Brecht on Brecht
Directed by Jim Petosa
New Repertory Theatre
Through March 5th
Bertolt Brecht envisioned plays being performed in settings much the way a boxing match is. He felt the audience (crowd) should not become lost in the production but rather stay aware of the fact they are watching a play and to think about what they are witnessing. He believed in the use of harsh lighting that did not hide the audience. He also wanted people to engage in the ideas that were being presented. This method became known as Epic Theatre.
The Black Box Theatre at the Mosesian Center for the Arts is the perfect venue for such a work, and The New Repertory Theatre under the direction of Jim Petosa has given us a wonderful opportunity to see this type of theatre close up, as it should be.
With the audience seated on three sides of the stage and the lights kept up throughout most of the piece, the actors engage the spectators as Brecht preferred to call the audience.
There are four actors all of whom represent some aspect of Bertolt Brecht. They are accompanied by Matthew Stern on piano. The poetry and lyrics are all from Brecht. At times it can be a bit chaotic, sometimes reminiscent of a beatnik coffee house poetry session, a bit madcap, and always engaging. The actors arrive noisily on the black and white stage in a shopping cart and are wearing bright red clown noses. They immediately disrupt things by knocking over music stands and making firm eye contact with the spectators.
The actors, Christine Hamel, Brad Daniel Peloquin, Carla Martinez, and Jake Murphy who are listed in the program as Mature Woman, Mature Man, Young Woman, and Young Man respectively are all very engaging, which is exactly what this work is meant to be.
We hear Brecht’s thoughts on many subjects including the blight of the intellectual under totalitarian regimes (in one case an author was upset his books had not been destroyed), and theatre. The piece on theatre reminded me of Shakespeare’s advice to the players from Hamlet. While the dialog can be provocative, different conclusions can be drawn from it. Brecht wanted his spectators to grapple with the ideas, not just sit and take them in.

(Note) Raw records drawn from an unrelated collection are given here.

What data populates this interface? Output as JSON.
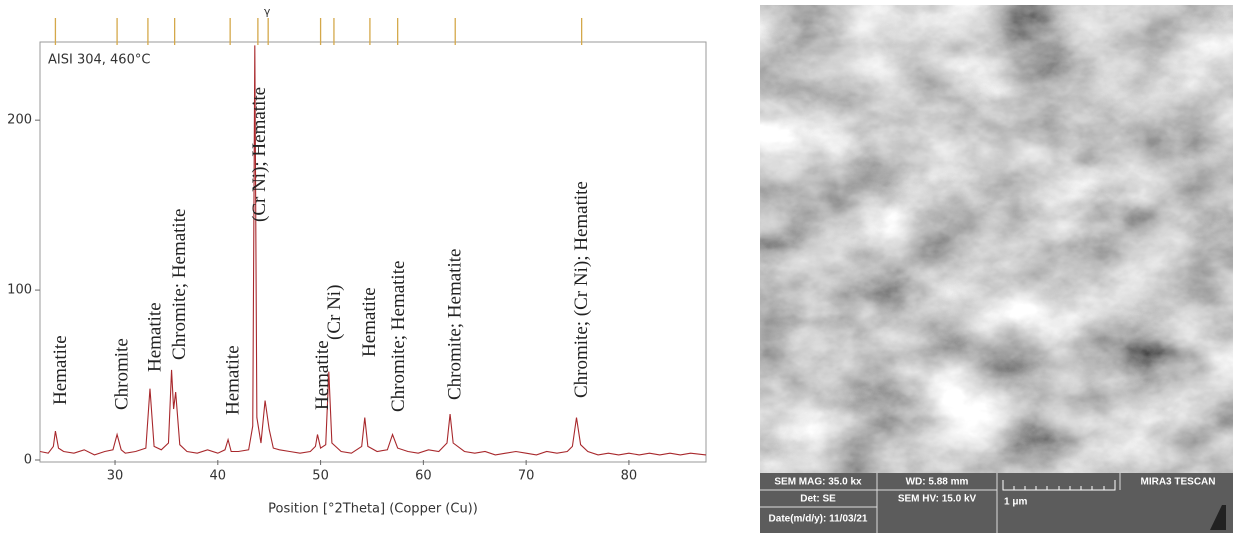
{
  "chart_data": {
    "type": "line",
    "subtitle": "AISI 304, 460°C",
    "x_label": "Position [°2Theta] (Copper (Cu))",
    "xlim": [
      22.7,
      87.5
    ],
    "ylim": [
      0,
      246
    ],
    "xticks": [
      30,
      40,
      50,
      60,
      70,
      80
    ],
    "yticks": [
      0,
      100,
      200
    ],
    "color": "#a8282c",
    "reference_color": "#d4a84a",
    "reference_lines": [
      24.2,
      30.2,
      33.2,
      35.8,
      41.2,
      43.9,
      44.9,
      50.0,
      51.3,
      54.8,
      57.5,
      63.1,
      75.4
    ],
    "reference_label": {
      "text": "γ",
      "x": 44.8
    },
    "x": [
      22.7,
      23.5,
      24.0,
      24.2,
      24.5,
      25,
      26,
      27,
      28,
      29,
      29.8,
      30.2,
      30.6,
      31,
      32,
      33,
      33.4,
      33.8,
      34.5,
      35.2,
      35.5,
      35.7,
      35.9,
      36.3,
      37,
      38,
      39,
      40,
      40.7,
      41.0,
      41.3,
      42,
      43,
      43.4,
      43.6,
      43.8,
      44.2,
      44.6,
      45.0,
      45.4,
      46,
      47,
      48,
      49,
      49.5,
      49.7,
      50,
      50.5,
      50.8,
      51.1,
      52,
      53,
      54,
      54.3,
      54.6,
      55.5,
      56.5,
      57,
      57.5,
      58.5,
      59.5,
      60.5,
      61.5,
      62.3,
      62.6,
      62.9,
      64,
      65,
      66,
      67,
      68,
      69,
      70,
      71,
      72,
      73,
      74,
      74.5,
      74.9,
      75.3,
      76,
      77,
      78,
      79,
      80,
      81,
      82,
      83,
      84,
      85,
      86,
      87.5
    ],
    "values": [
      5,
      4,
      8,
      17,
      7,
      5,
      4,
      6,
      3,
      5,
      6,
      15,
      6,
      4,
      5,
      7,
      42,
      8,
      6,
      10,
      53,
      30,
      40,
      9,
      5,
      4,
      6,
      4,
      6,
      12,
      5,
      5,
      6,
      20,
      244,
      25,
      10,
      35,
      18,
      7,
      6,
      5,
      4,
      5,
      8,
      15,
      7,
      9,
      52,
      10,
      5,
      4,
      8,
      25,
      8,
      5,
      6,
      15,
      7,
      5,
      4,
      6,
      5,
      10,
      27,
      10,
      5,
      4,
      5,
      3,
      4,
      5,
      4,
      3,
      5,
      4,
      5,
      8,
      25,
      9,
      5,
      3,
      4,
      3,
      4,
      3,
      4,
      3,
      4,
      3,
      4,
      3
    ],
    "annotations": [
      {
        "text": "Hematite",
        "x": 24.2
      },
      {
        "text": "Chromite",
        "x": 30.2
      },
      {
        "text": "Hematite",
        "x": 33.4
      },
      {
        "text": "Chromite; Hematite",
        "x": 35.8
      },
      {
        "text": "Hematite",
        "x": 41.0
      },
      {
        "text": "(Cr Ni); Hematite",
        "x": 43.6
      },
      {
        "text": "Hematite",
        "x": 49.7
      },
      {
        "text": "(Cr Ni)",
        "x": 50.9
      },
      {
        "text": "Hematite",
        "x": 54.3
      },
      {
        "text": "Chromite; Hematite",
        "x": 57.1
      },
      {
        "text": "Chromite; Hematite",
        "x": 62.6
      },
      {
        "text": "Chromite; (Cr Ni); Hematite",
        "x": 74.9
      }
    ]
  },
  "sem_image": {
    "mag": "SEM MAG: 35.0 kx",
    "wd": "WD: 5.88 mm",
    "brand": "MIRA3 TESCAN",
    "det": "Det: SE",
    "hv": "SEM HV: 15.0 kV",
    "scale": "1 μm",
    "date": "Date(m/d/y): 11/03/21"
  }
}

A scene where Ms Hamel is making numerous calls to friends in order to explain why she must go away for a while is chilling as we realize she is fleeing the Nazis. The changes in her voice when speaking with different people is very telling. Her comments are quite thought provoking as she reveals her change in status and how it has effected her views of others. Matthew Stern’s use of the piano for sound effects is just right.
Carla Martinez and Jake Murphy bring anger and brashness to the poetry. Again, so much is said that could be taken one way at first glance but when thought about more deeply can be seen in different ways.

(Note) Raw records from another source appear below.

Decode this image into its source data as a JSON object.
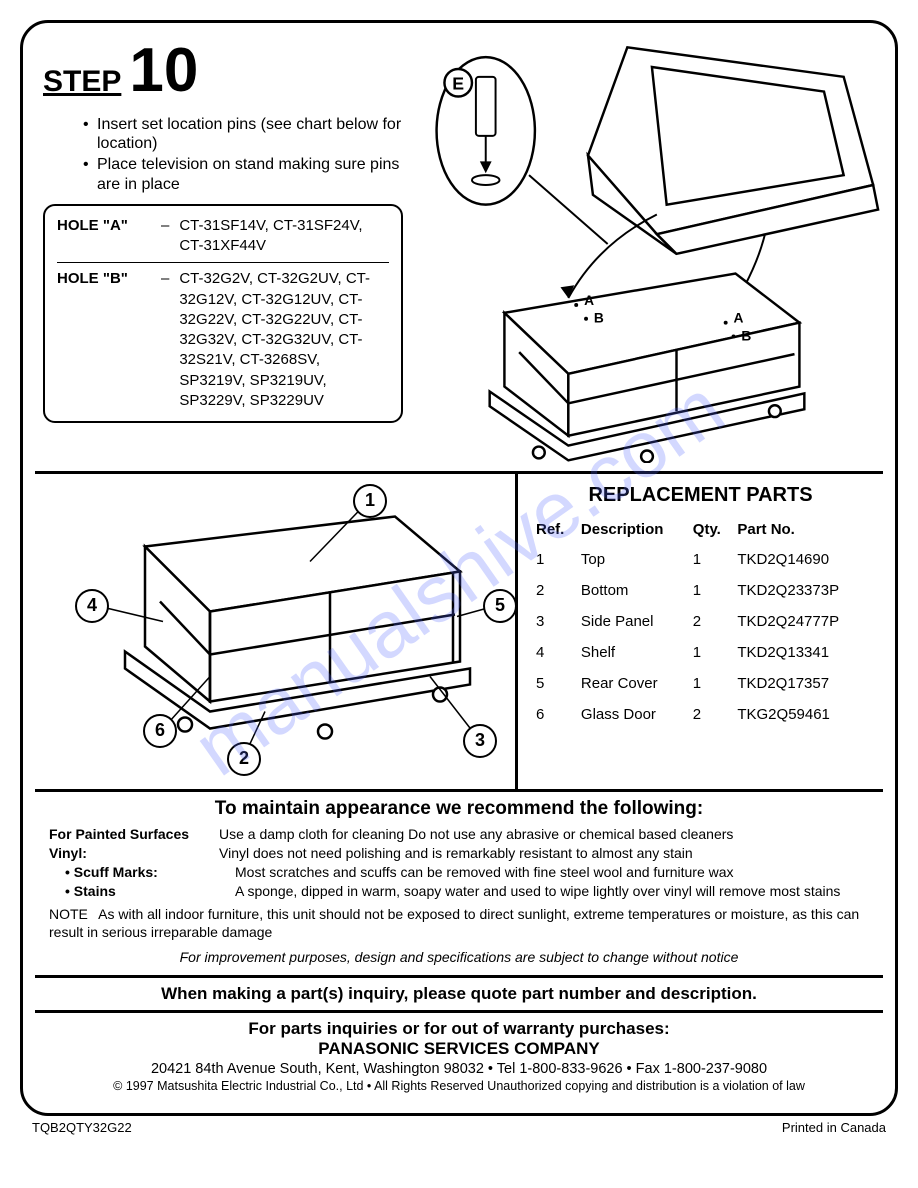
{
  "step": {
    "label": "STEP",
    "number": "10",
    "instructions": [
      "Insert set location pins (see chart below for location)",
      "Place television on stand making sure pins are in place"
    ]
  },
  "holes": {
    "a_label": "HOLE \"A\"",
    "a_models": "CT-31SF14V, CT-31SF24V, CT-31XF44V",
    "b_label": "HOLE \"B\"",
    "b_models": "CT-32G2V, CT-32G2UV, CT-32G12V, CT-32G12UV, CT-32G22V, CT-32G22UV, CT-32G32V, CT-32G32UV, CT-32S21V, CT-3268SV, SP3219V, SP3219UV, SP3229V, SP3229UV"
  },
  "pin_label": "E",
  "stand_labels": {
    "a1": "A",
    "b1": "B",
    "a2": "A",
    "b2": "B"
  },
  "replacement": {
    "title": "REPLACEMENT PARTS",
    "headers": {
      "ref": "Ref.",
      "desc": "Description",
      "qty": "Qty.",
      "part": "Part No."
    },
    "rows": [
      {
        "ref": "1",
        "desc": "Top",
        "qty": "1",
        "part": "TKD2Q14690"
      },
      {
        "ref": "2",
        "desc": "Bottom",
        "qty": "1",
        "part": "TKD2Q23373P"
      },
      {
        "ref": "3",
        "desc": "Side Panel",
        "qty": "2",
        "part": "TKD2Q24777P"
      },
      {
        "ref": "4",
        "desc": "Shelf",
        "qty": "1",
        "part": "TKD2Q13341"
      },
      {
        "ref": "5",
        "desc": "Rear Cover",
        "qty": "1",
        "part": "TKD2Q17357"
      },
      {
        "ref": "6",
        "desc": "Glass Door",
        "qty": "2",
        "part": "TKG2Q59461"
      }
    ]
  },
  "callouts": [
    "1",
    "2",
    "3",
    "4",
    "5",
    "6"
  ],
  "maintenance": {
    "title": "To maintain appearance we recommend the following:",
    "painted_label": "For Painted Surfaces",
    "painted_text": "Use a damp cloth for cleaning  Do not use any abrasive or chemical based cleaners",
    "vinyl_label": "Vinyl:",
    "vinyl_text": "Vinyl does not need polishing and is remarkably resistant to almost any stain",
    "scuff_label": "• Scuff Marks:",
    "scuff_text": "Most scratches and scuffs can be removed with fine steel wool and furniture wax",
    "stains_label": "• Stains",
    "stains_text": "A sponge, dipped in warm, soapy water and used to wipe lightly over vinyl will remove most stains",
    "note_label": "NOTE",
    "note_text": "As with all indoor furniture, this unit should not be exposed to direct sunlight, extreme temperatures or moisture, as this can result in serious irreparable damage",
    "italic": "For improvement purposes, design and specifications are subject to change without notice"
  },
  "inquiry": "When making a part(s) inquiry, please quote part number and description.",
  "contact": {
    "line1": "For parts inquiries or for out of warranty purchases:",
    "company": "PANASONIC SERVICES COMPANY",
    "address": "20421 84th Avenue South, Kent, Washington 98032  •  Tel  1-800-833-9626  •  Fax  1-800-237-9080",
    "copyright": "© 1997 Matsushita Electric Industrial Co., Ltd  •  All Rights Reserved  Unauthorized copying and distribution is a violation of law"
  },
  "footer": {
    "left": "TQB2QTY32G22",
    "right": "Printed in Canada"
  },
  "watermark": "manualshive.com"
}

Brad Danial Peloquin is just marvelous with his amazing tenor voice. A voice that is not only a joy to hear when he is singing but also when he is engaged in dialog and poetry. He is simply sublime. His rendition of Mack the Knife is certainly not reminiscent of Bobby Darin, and that is meant as a compliment. Mr. Peloquin is superb as he moves about the stage accompanied by Mr. Stern on the piano.
Brecht on Brecht is not easy if you are walking in cold. The music is almost exclusively written in minor keys and can be quite heavy. It is not the type of theatre most people are accustomed to. It is, however, an experience that should be taken in. Director Petosa has assembled a wonderful cast who are fully up to the task of presenting this work the way it should be done. Bridget K. Doyle’s lighting design was spot on (pun intended).

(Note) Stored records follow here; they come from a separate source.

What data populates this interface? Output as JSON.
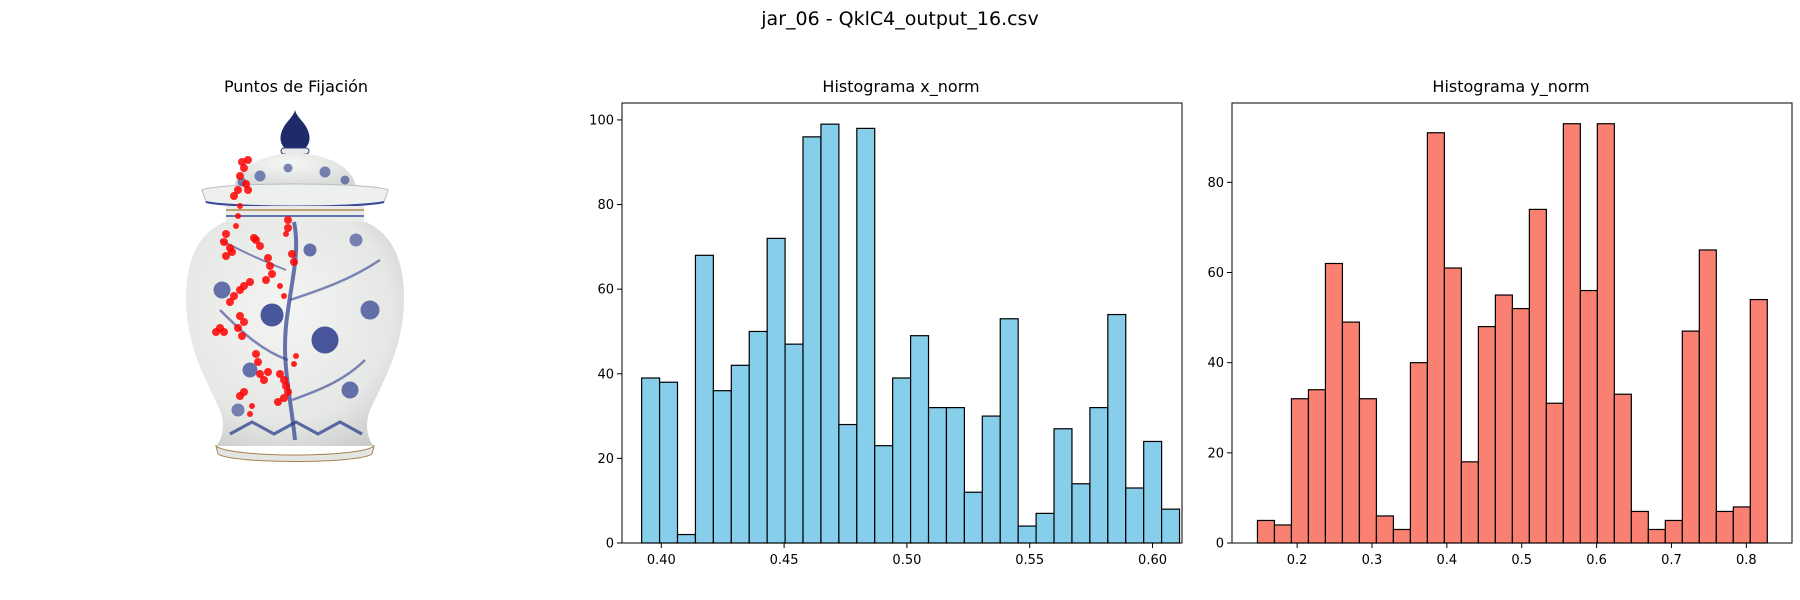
{
  "figure": {
    "suptitle": "jar_06 - QklC4_output_16.csv"
  },
  "panels": {
    "image": {
      "title": "Puntos de Fijación",
      "image_subject": "blue-and-white porcelain ginger jar with lid",
      "fixation_color": "#ff0000"
    }
  },
  "chart_data": [
    {
      "type": "bar",
      "title": "Histograma x_norm",
      "xlabel": "",
      "ylabel": "",
      "bar_color": "#87ceeb",
      "edge_color": "#000000",
      "xlim": [
        0.384,
        0.612
      ],
      "ylim": [
        0,
        104
      ],
      "bin_start": 0.392,
      "bin_width": 0.0073,
      "values": [
        39,
        38,
        2,
        68,
        36,
        42,
        50,
        72,
        47,
        96,
        99,
        28,
        98,
        23,
        39,
        49,
        32,
        32,
        12,
        30,
        53,
        4,
        7,
        27,
        14,
        32,
        54,
        13,
        24,
        8
      ],
      "xticks": [
        "0.40",
        "0.45",
        "0.50",
        "0.55",
        "0.60"
      ],
      "xtick_values": [
        0.4,
        0.45,
        0.5,
        0.55,
        0.6
      ],
      "yticks": [
        "0",
        "20",
        "40",
        "60",
        "80",
        "100"
      ],
      "ytick_values": [
        0,
        20,
        40,
        60,
        80,
        100
      ],
      "grid": false
    },
    {
      "type": "bar",
      "title": "Histograma y_norm",
      "xlabel": "",
      "ylabel": "",
      "bar_color": "#fa8072",
      "edge_color": "#000000",
      "xlim": [
        0.113,
        0.861
      ],
      "ylim": [
        0,
        97.6
      ],
      "bin_start": 0.147,
      "bin_width": 0.0227,
      "values": [
        5,
        4,
        32,
        34,
        62,
        49,
        32,
        6,
        3,
        40,
        91,
        61,
        18,
        48,
        55,
        52,
        74,
        31,
        93,
        56,
        93,
        33,
        7,
        3,
        5,
        47,
        65,
        7,
        8,
        54
      ],
      "xticks": [
        "0.2",
        "0.3",
        "0.4",
        "0.5",
        "0.6",
        "0.7",
        "0.8"
      ],
      "xtick_values": [
        0.2,
        0.3,
        0.4,
        0.5,
        0.6,
        0.7,
        0.8
      ],
      "yticks": [
        "0",
        "20",
        "40",
        "60",
        "80"
      ],
      "ytick_values": [
        0,
        20,
        40,
        60,
        80
      ],
      "grid": false
    }
  ]
}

I would suggest spending a short time reading up on Epic Theatre (just Google the term) before going. If you do that you will understand just what a fine work the New Rep is presenting here. It is something special to see and hear. It is also a work that will make you think. Just remember, you are not being preached to, you are being engaged. You are being asked to think, to argue, to participate. This is an evening of very interesting theatre. Do a little preparation and step into the arena.